Podobnie jak w zbyt wcześnie uciętym ”Better Off Ted, rzecz się dzieje w firmie zajmującej się zaawansowaną nauką. Ekscentryczny Ellis Dragon, utalentowany wynalazca/geniusz jest jednocześnie bardzo niepoukładanym człowiekiem, można go znaleźć przycinającego zieleń albo stojącego nago z wiatrem w genitaliach, by chwilę później wymyślił formułę przełomowej nowinki technicznej. Problem w tym, że jakiś czas temu jego ukochana żona zginęła w wypadku, więc jest nie dość, że niepoukładany jak zwykle, tak jeszcze dodatkowo ciągle przepracowuje żałobę i nie ma woli pracować. Jego przyjaciółka i dyrektor finansowa w firmie próbuje namówić go do powrotu do pracy nad betonem pozyskiwanym z wydzielanego do atmosfery CO2 (tani budulec plus zaradzenie katastrofie klimatycznej w jednym), ściąga więc z powrotem jego syna, który bynajmniej nie chce pracować z ojcem. I wprawdzie z jednej strony jest trochę krindż, bo praca z tzw. geniuszami jest niekoniecznie wdzięczna dla otoczenia, ale z drugiej to świetna historia o ojcowsko-synowskich związkach, a z trzeciej - uwielbiam geekowskie klimaty nieco odklejonych od zwykłego życia naukowców. Bardzo mi się podobało, chcę kolejne sezony.

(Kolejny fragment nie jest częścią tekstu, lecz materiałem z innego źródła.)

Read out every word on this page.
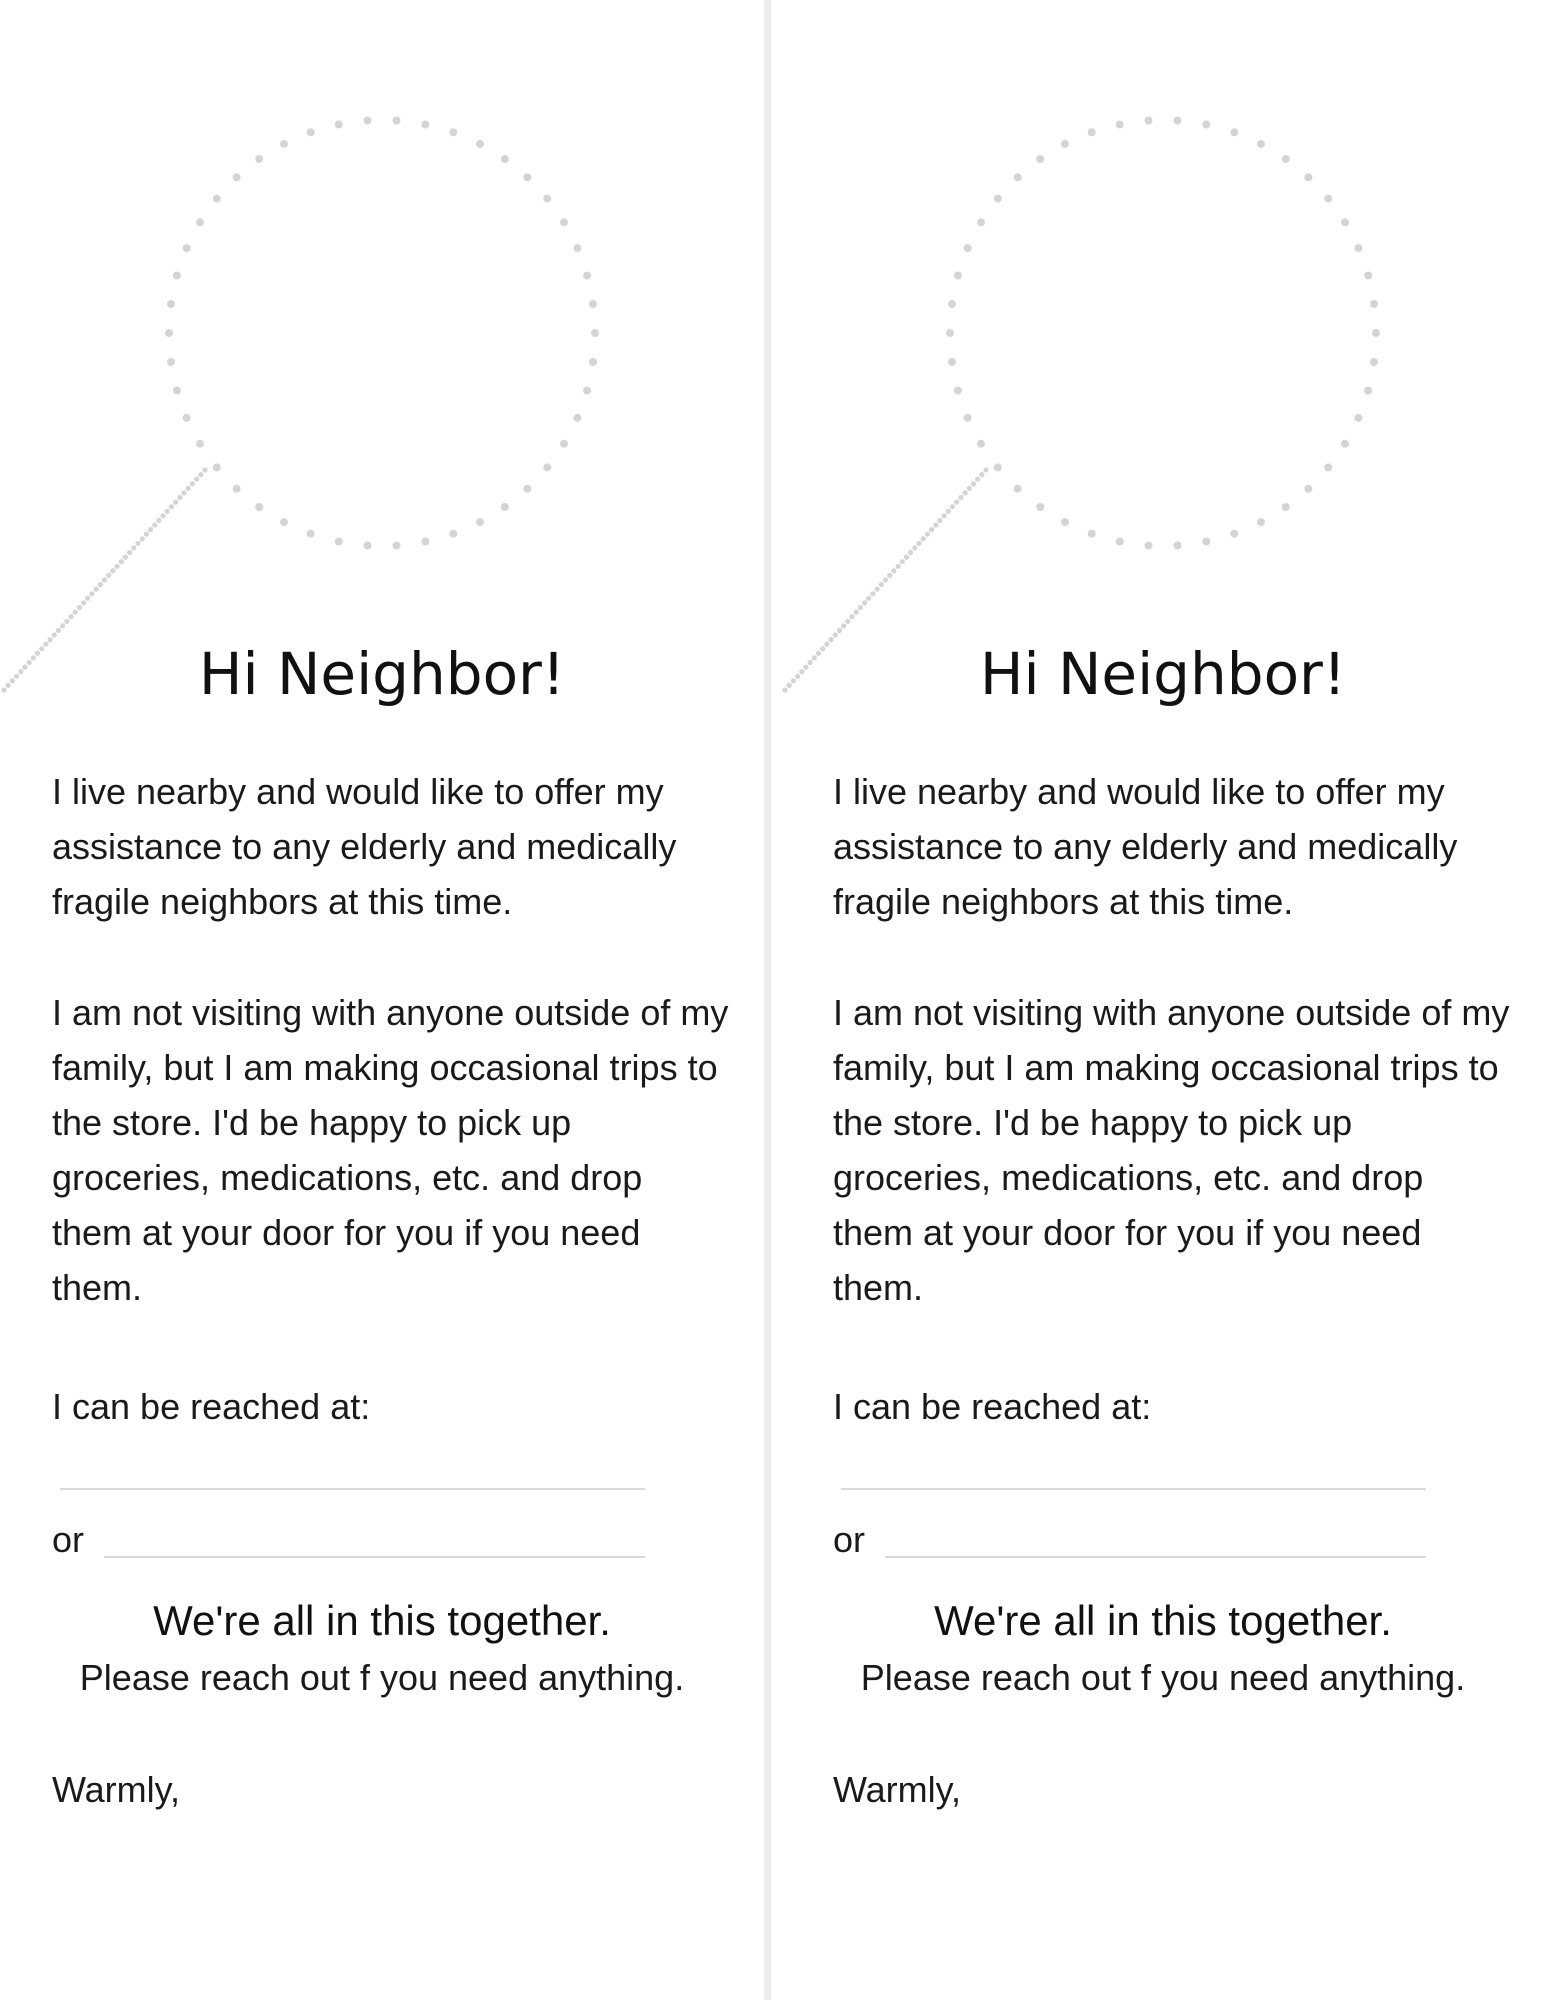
Hi Neighbor!

I live nearby and would like to offer my assistance to any elderly and medically fragile neighbors at this time.

I am not visiting with anyone outside of my family, but I am making occasional trips to the store. I'd be happy to pick up groceries, medications, etc. and drop them at your door for you if you need them.

I can be reached at:

or

We're all in this together.

Please reach out f you need anything.

Warmly,

Hi Neighbor!

I live nearby and would like to offer my assistance to any elderly and medically fragile neighbors at this time.

I am not visiting with anyone outside of my family, but I am making occasional trips to the store. I'd be happy to pick up groceries, medications, etc. and drop them at your door for you if you need them.

I can be reached at:

or

We're all in this together.

Please reach out f you need anything.

Warmly,
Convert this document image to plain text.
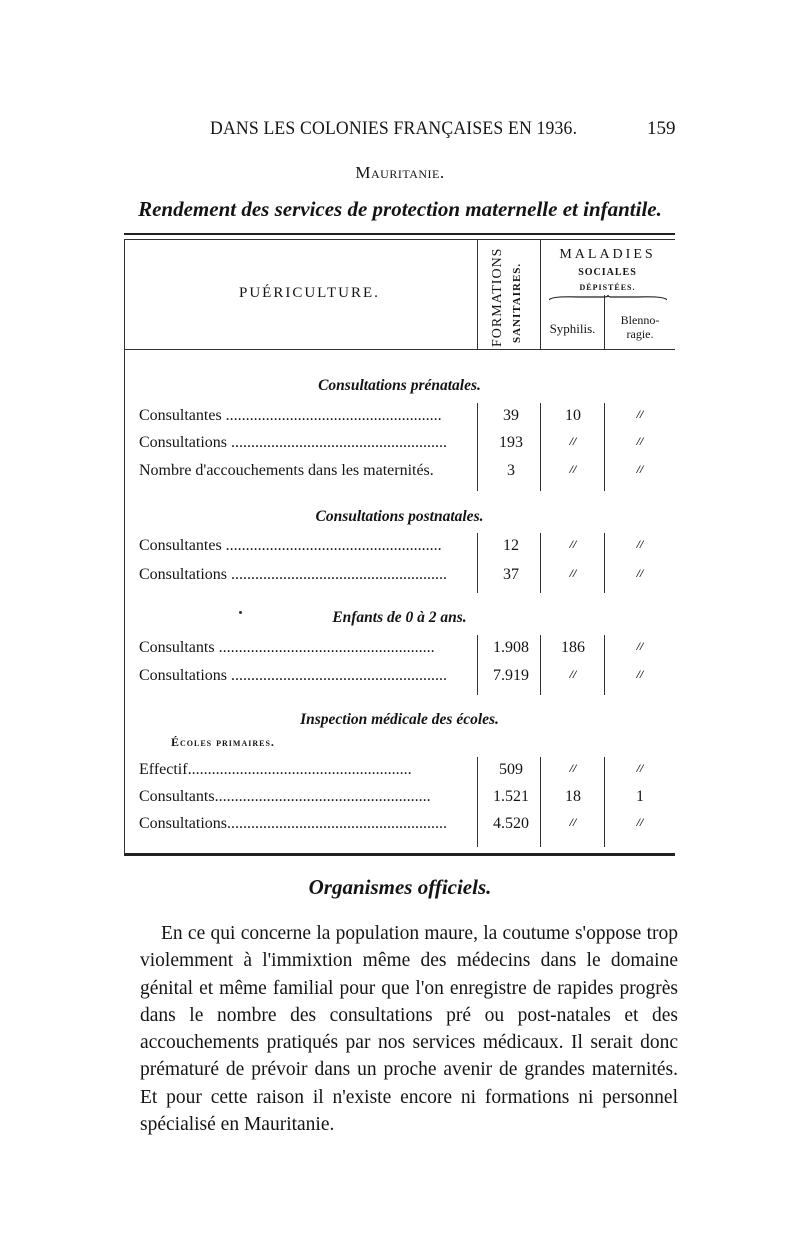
DANS LES COLONIES FRANÇAISES EN 1936.	159
Mauritanie.
Rendement des services de protection maternelle et infantile.
PUÉRICULTURE.	FORMATIONS SANITAIRES.
MALADIES
SOCIALES
DÉPISTÉES.
Syphilis.
Blenno-
ragie.
Consultations prénatales.
Consultantes ......................................................	39	10	//
Consultations ......................................................	193	//	//
Nombre d'accouchements dans les maternités.	3	//	//
Consultations postnatales.
Consultantes ......................................................	12	//	//
Consultations ......................................................	37	//	//
Enfants de 0 à 2 ans.
Consultants ......................................................	1.908	186	//
Consultations ......................................................	7.919	//	//
Inspection médicale des écoles.
Écoles primaires.
Effectif........................................................	509	//	//
Consultants......................................................	1.521	18	1
Consultations.......................................................	4.520	//	//
Organismes officiels.
En ce qui concerne la population maure, la coutume s'oppose trop violemment à l'immixtion même des médecins dans le domaine génital et même familial pour que l'on enregistre de rapides progrès dans le nombre des consultations pré ou post-natales et des accouchements pratiqués par nos services médicaux. Il serait donc prématuré de prévoir dans un proche avenir de grandes maternités. Et pour cette raison il n'existe encore ni formations ni personnel spécialisé en Mauritanie.
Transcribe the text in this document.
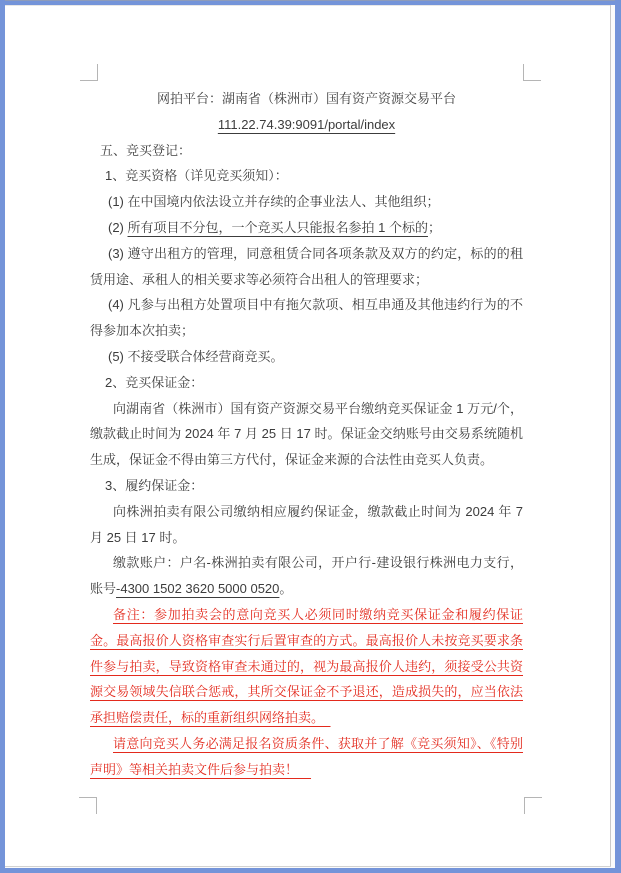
网拍平台：湖南省（株洲市）国有资产资源交易平台

111.22.74.39:9091/portal/index

五、竞买登记：

1、竞买资格（详见竞买须知）：

(1) 在中国境内依法设立并存续的企事业法人、其他组织；

(2) 所有项目不分包，一个竞买人只能报名参拍 1 个标的；

(3) 遵守出租方的管理，同意租赁合同各项条款及双方的约定，标的的租赁用途、承租人的相关要求等必须符合出租人的管理要求；

(4) 凡参与出租方处置项目中有拖欠款项、相互串通及其他违约行为的不得参加本次拍卖；

(5) 不接受联合体经营商竞买。

2、竞买保证金：

向湖南省（株洲市）国有资产资源交易平台缴纳竞买保证金 1 万元/个，缴款截止时间为 2024 年 7 月 25 日 17 时。保证金交纳账号由交易系统随机生成，保证金不得由第三方代付，保证金来源的合法性由竞买人负责。

3、履约保证金：

向株洲拍卖有限公司缴纳相应履约保证金，缴款截止时间为 2024 年 7 月 25 日 17 时。

缴款账户：户名-株洲拍卖有限公司，开户行-建设银行株洲电力支行，账号-4300 1502 3620 5000 0520。

备注：参加拍卖会的意向竞买人必须同时缴纳竞买保证金和履约保证金。最高报价人资格审查实行后置审查的方式。最高报价人未按竞买要求条件参与拍卖，导致资格审查未通过的，视为最高报价人违约，须接受公共资源交易领域失信联合惩戒，其所交保证金不予退还，造成损失的，应当依法承担赔偿责任，标的重新组织网络拍卖。　

请意向竞买人务必满足报名资质条件、获取并了解《竞买须知》、《特别声明》等相关拍卖文件后参与拍卖！　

Napisane przez Zuzanka w dniu poniedziałek kwietnia 24, 2023

Link permanentny - Kategorie: Oglądam, Seriale - Skomentuj


Beef

Drobny przedsiębiorca, kontraktor remontowy Danny chce zwrócić w markecie gazowe grille, ale nie może znaleźć paragonu. Zirytowany, nieostrożnie rusza na parkingu i o mało co nie wjeżdża swoją furgonetką w luksusowego białego SUV-a. Kierowca SUV-a wyraża złość głośnym trąbieniem, wywiązuje się awantura z najeżdżaniem na siebie i finalnie pokazaniem środkowego palca, co Danny’ego doprowadza do furii, zaczyna więc biały samochód gonić, nie zwracając uwagi na bezpieczeństwo na drodze. Kiedy ściganemu udaje się uciec, Danny zapamiętuje numer rejestracyjny, żeby już na zimno dokonać zemsty. Kierowcą białego SUV-a okazuje się Amy, bizneswoman, matka i żona, zawzięta i skupiona na rywalizacji, z mężem-artystą. W trakcie kolejnych odcinków pomiędzy eskalacją przemocy, w jaką Amy i Danny się wkręcają, wyjaśnia się, czemu oboje - dzieci azjatyckich emigrantów - nie potrafią odpuszczać i jakie tajemnice skrywają.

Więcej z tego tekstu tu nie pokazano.